Methodological issues

One possible limitation of the current study is the relatively small number of participants for testing genetic variants. However, given that we used ESM to assess our outcome variable (PA), we could collect many observations per participant, yielding an effective sample size[55] of about 1451 rather than 126, which is considerable. Nevertheless, replication of these findings in further studies is important.

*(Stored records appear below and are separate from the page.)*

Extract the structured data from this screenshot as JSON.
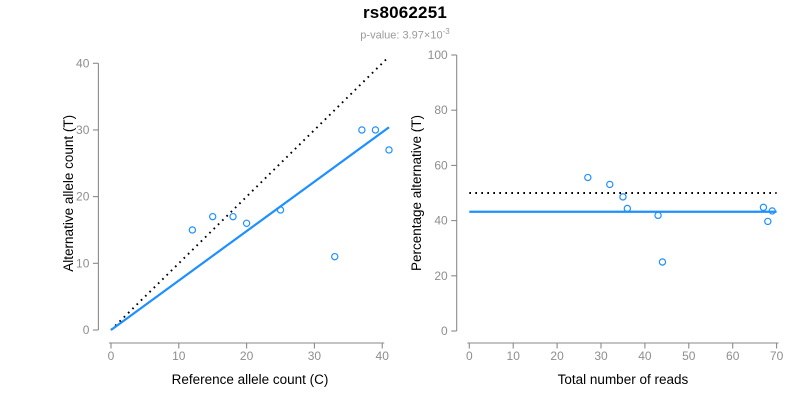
{
  "header": {
    "title": "rs8062251",
    "p_value_label": "p-value: 3.97×10",
    "p_value_exponent": "-3"
  },
  "colors": {
    "accent_blue": "#1E90FF",
    "axis_gray": "#8a8a8a",
    "tick_label_gray": "#8e8e8e",
    "text_black": "#000000",
    "dotted_line_black": "#000000"
  },
  "chart_data": [
    {
      "type": "scatter",
      "panel": "allele-counts",
      "title": "rs8062251",
      "xlabel": "Reference allele count (C)",
      "ylabel": "Alternative allele count (T)",
      "xlim": [
        0,
        41
      ],
      "ylim": [
        0,
        41
      ],
      "x_ticks": [
        0,
        10,
        20,
        30,
        40
      ],
      "y_ticks": [
        0,
        10,
        20,
        30,
        40
      ],
      "grid": false,
      "legend": null,
      "points": [
        [
          12,
          15
        ],
        [
          15,
          17
        ],
        [
          18,
          17
        ],
        [
          20,
          16
        ],
        [
          25,
          18
        ],
        [
          33,
          11
        ],
        [
          37,
          30
        ],
        [
          39,
          30
        ],
        [
          41,
          27
        ]
      ],
      "lines": [
        {
          "name": "identity-dotted-line",
          "style": "dotted",
          "color": "#000000",
          "x1": 0,
          "y1": 0,
          "x2": 41,
          "y2": 41
        },
        {
          "name": "fit-line",
          "style": "solid",
          "color": "#1E90FF",
          "x1": 0,
          "y1": 0,
          "x2": 41,
          "y2": 30.4
        }
      ]
    },
    {
      "type": "scatter",
      "panel": "percentage-vs-reads",
      "title": "",
      "xlabel": "Total number of reads",
      "ylabel": "Percentage alternative (T)",
      "xlim": [
        0,
        70
      ],
      "ylim": [
        0,
        100
      ],
      "x_ticks": [
        0,
        10,
        20,
        30,
        40,
        50,
        60,
        70
      ],
      "y_ticks": [
        0,
        20,
        40,
        60,
        80,
        100
      ],
      "grid": false,
      "legend": null,
      "points": [
        [
          27,
          55.6
        ],
        [
          32,
          53.1
        ],
        [
          35,
          48.6
        ],
        [
          36,
          44.4
        ],
        [
          43,
          41.9
        ],
        [
          44,
          25
        ],
        [
          67,
          44.8
        ],
        [
          69,
          43.5
        ],
        [
          68,
          39.7
        ]
      ],
      "lines": [
        {
          "name": "expected-50pct-dotted-line",
          "style": "dotted",
          "color": "#000000",
          "x1": 0,
          "y1": 50,
          "x2": 70,
          "y2": 50
        },
        {
          "name": "mean-percentage-line",
          "style": "solid",
          "color": "#1E90FF",
          "x1": 0,
          "y1": 43.2,
          "x2": 70,
          "y2": 43.2
        }
      ]
    }
  ]
}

Furthermore, the current study did not differentiate between high and low motivational intensity of PA items. Harmon-Jones et al.[87] show that only affective states low in motivational intensity (that is, the urge to move toward/away from a stimulus) broaden cognitive scope. This suggests that only affective states low in motivational intensity could attribute to a positive upward spiral as described in the broaden-and-build theory.[88] However, in the data of the current study the positive emotional states all loaded on one factor. Empirically, therefore, we have no argument to separate the two constructs in our analyses. Future research may look into what the inclusion of additional PA items such as ‘relaxed' or ‘calm' would do to the factor structure of PA as well as the effect of a potential ‘low-motivational intensity PA factor' on the results as described in the current paper.

In addition, it is important to appreciate that the homogeneity of the sample in this study imposes limitations on the generalizability of the findings. Replication in other—for example, more severely depressed—samples is required in order to determine whether the effects of SNPs is in the same direction as well as large enough to be picked up in these samples as well.

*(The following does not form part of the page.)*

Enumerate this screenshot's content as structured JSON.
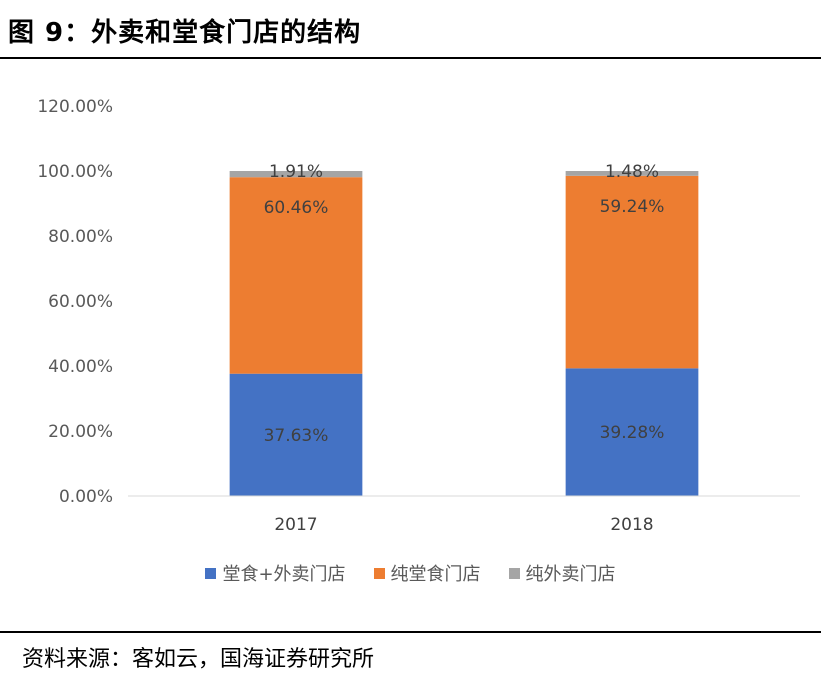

Furthermore, the current study is limited by the fact that included SNPs were selected in 2009 based on available information at that time. Research in and knowledge about genetics, however, is evolving rapidly. Therefore, we were not able to examine newly discovered SNPs with relevance to reward functioning in this paper (for example, PER2 or GABRA2[89,90]). In addition, as the majority of our selection of SNPs is either non-coding or non-functional, biological plausibility at the level of molecular mechanisms cannot be offered. Future research can elucidate the role of genetic variations in the genes that were currently under investigation.

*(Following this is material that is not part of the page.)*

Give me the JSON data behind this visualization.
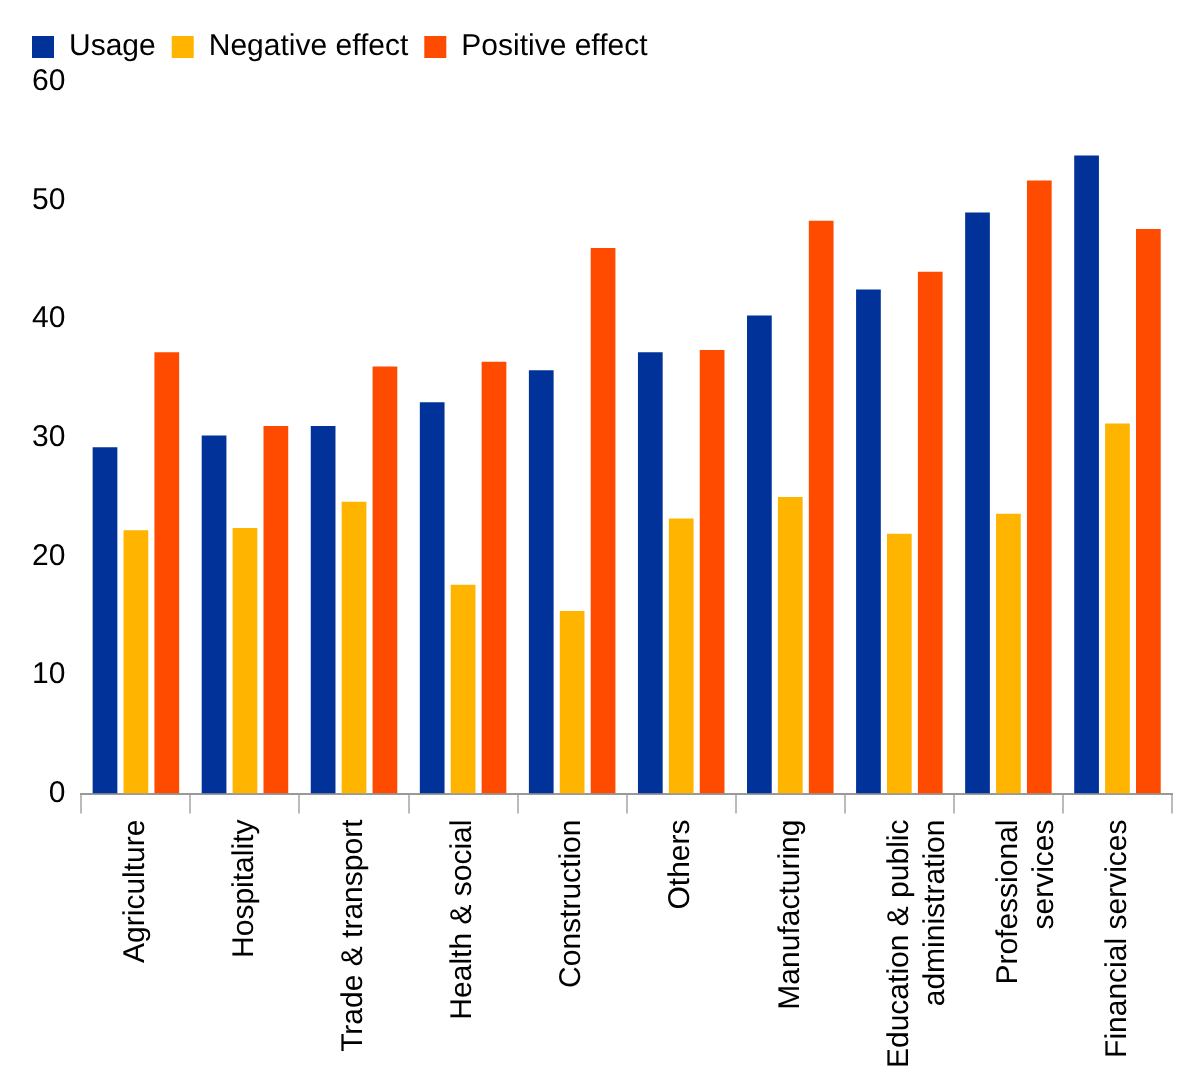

Lastly, the importance of gene–gene interaction (epistasis) in predisposing toward complex syndromes, such as MDD, has been emphasized previously[91] and may very well account for some impact on reward-processing and changes herein following treatment. Unfortunately, this area of research is still in progress and up to now no clear a priori hypotheses for specific gene–gene interactions in this respect could be formulated. Future research might be able to explicate these mechanisms.

In conclusion, the current results indicate that changes in daily life-positive affective experiences through a non-pharmacological intervention may be moderated by individual differences in biological mechanisms regulating reward. These findings contribute to our understanding of the processes underlying response to treatment.